The brightest outpourings of energy in the universe are gamma ray bursts. They are typically born as stars or other objects collapse into black holes and send out blasts of high-energy photons billions of light years across the universe.
Most commonly, the collapsing objects are massive stars that have burned through their nuclear fuel and imploded, causing gamma rays to shoot out in opposing directions.
But the universe has other tricks up its sleeve, according to a new paper. For the first time, astronomers have spotted a gamma ray burst from the crowded center of an ancient galaxy, confirming a long-held suspicion that the intense ejections could originate in such environments.
A Signal From the Heart of a Galaxy
On Oct. 19, 2019, NASA’s Neil Gehrels Swift Observatory – a space telescope that orbits the earth – detected a peculiar gamma ray burst that lasted a little more than a minute. Seeing as most bursts last just a few seconds, this one classified as “long” and indicated something particularly interesting had occurred. Had a huge star collapsed, researchers asked, or had something more exotic occurred?
To answer this question, they turned to the Gemini South telescope at the International Gemini Observatory in Chile, which they used to study the burst’s afterglow. This helped them to pinpoint its source, which turned out to be a mere 100 light years from the core of an ancient galaxy, a place with few massive stars left to go supernova and birth a black hole. What such galaxies do have are cores filled with other types of stars, including white dwarfs and neutron stars, plus their cousins, black holes.

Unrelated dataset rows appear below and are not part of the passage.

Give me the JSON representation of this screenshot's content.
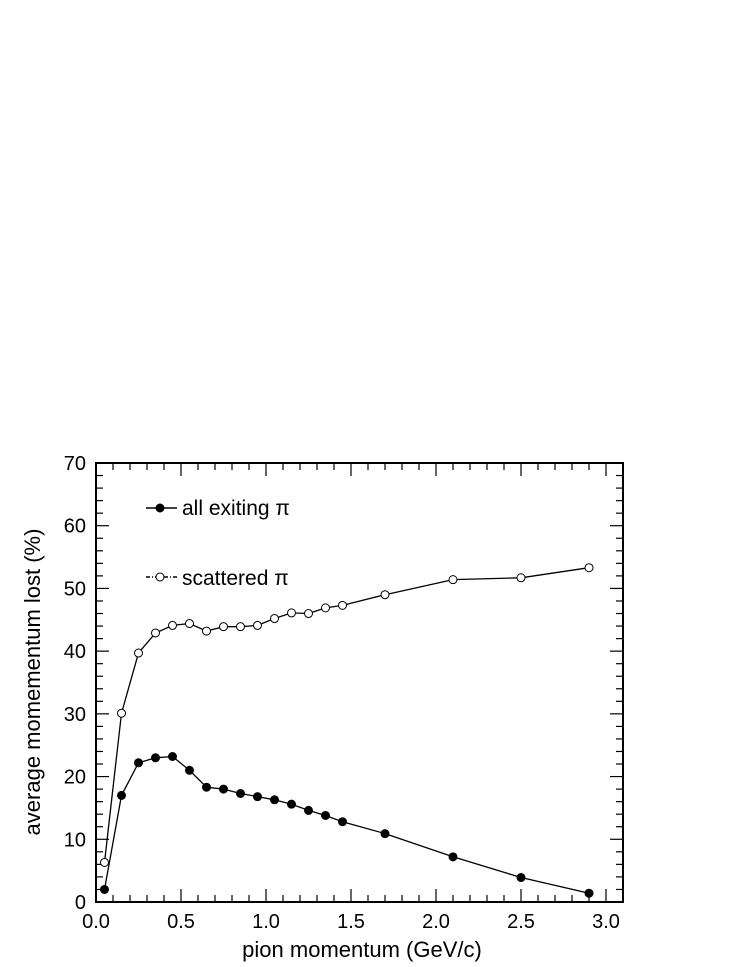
{
  "chart_data": {
    "type": "line",
    "xlabel": "pion momentum (GeV/c)",
    "ylabel": "average momementum lost (%)",
    "xlim": [
      0,
      3.1
    ],
    "ylim": [
      0,
      70
    ],
    "x_ticks": [
      "0.0",
      "0.5",
      "1.0",
      "1.5",
      "2.0",
      "2.5",
      "3.0"
    ],
    "y_ticks": [
      "0",
      "10",
      "20",
      "30",
      "40",
      "50",
      "60",
      "70"
    ],
    "grid": false,
    "legend_position": "top-left",
    "series": [
      {
        "name": "all exiting π",
        "marker": "filled-circle",
        "color": "#000000",
        "x": [
          0.05,
          0.15,
          0.25,
          0.35,
          0.45,
          0.55,
          0.65,
          0.75,
          0.85,
          0.95,
          1.05,
          1.15,
          1.25,
          1.35,
          1.45,
          1.7,
          2.1,
          2.5,
          2.9
        ],
        "y": [
          2.0,
          17.0,
          22.2,
          23.0,
          23.2,
          21.0,
          18.3,
          18.0,
          17.3,
          16.8,
          16.3,
          15.6,
          14.6,
          13.8,
          12.8,
          10.9,
          7.2,
          3.9,
          1.4
        ]
      },
      {
        "name": "scattered π",
        "marker": "open-circle",
        "color": "#000000",
        "x": [
          0.05,
          0.15,
          0.25,
          0.35,
          0.45,
          0.55,
          0.65,
          0.75,
          0.85,
          0.95,
          1.05,
          1.15,
          1.25,
          1.35,
          1.45,
          1.7,
          2.1,
          2.5,
          2.9
        ],
        "y": [
          6.3,
          30.1,
          39.7,
          42.9,
          44.1,
          44.4,
          43.2,
          43.9,
          43.9,
          44.1,
          45.2,
          46.1,
          46.0,
          46.9,
          47.3,
          49.0,
          51.4,
          51.7,
          53.3
        ]
      }
    ]
  }
}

Space scientists have long speculated that the cores of ancient galaxies could serve as crucibles for rare gamma ray bursts, but until now, no one had ever observed such a flash.
What Caused the Galactic Burst?
The astronomers at Gemini South pored over the data and found no evidence of a supernova, meaning the burst came from something more exotic than a collapsing star. The team concluded that the signal came from the collision of some combination of two “compact objects,” meaning some assortment of neutron stars, white dwarfs or black holes.
“We had the first tantalizing evidence of a new pathway for stars to meet their demise,” says Andrew Levan, an astronomer with Radboud University, in a press release. “This is exciting for understanding how stars die and for answering other questions, such as [finding] what unexpected sources might create gravitational waves that we could detect on Earth.”
Compact objects rarely collide in other settings, so the discovery may help scientists to study such violent events as colliding neutron stars. To do so, they’ll have to contend with the clouds of gas that often permeate galactic cores and may have shielded other bursts from reaching earth.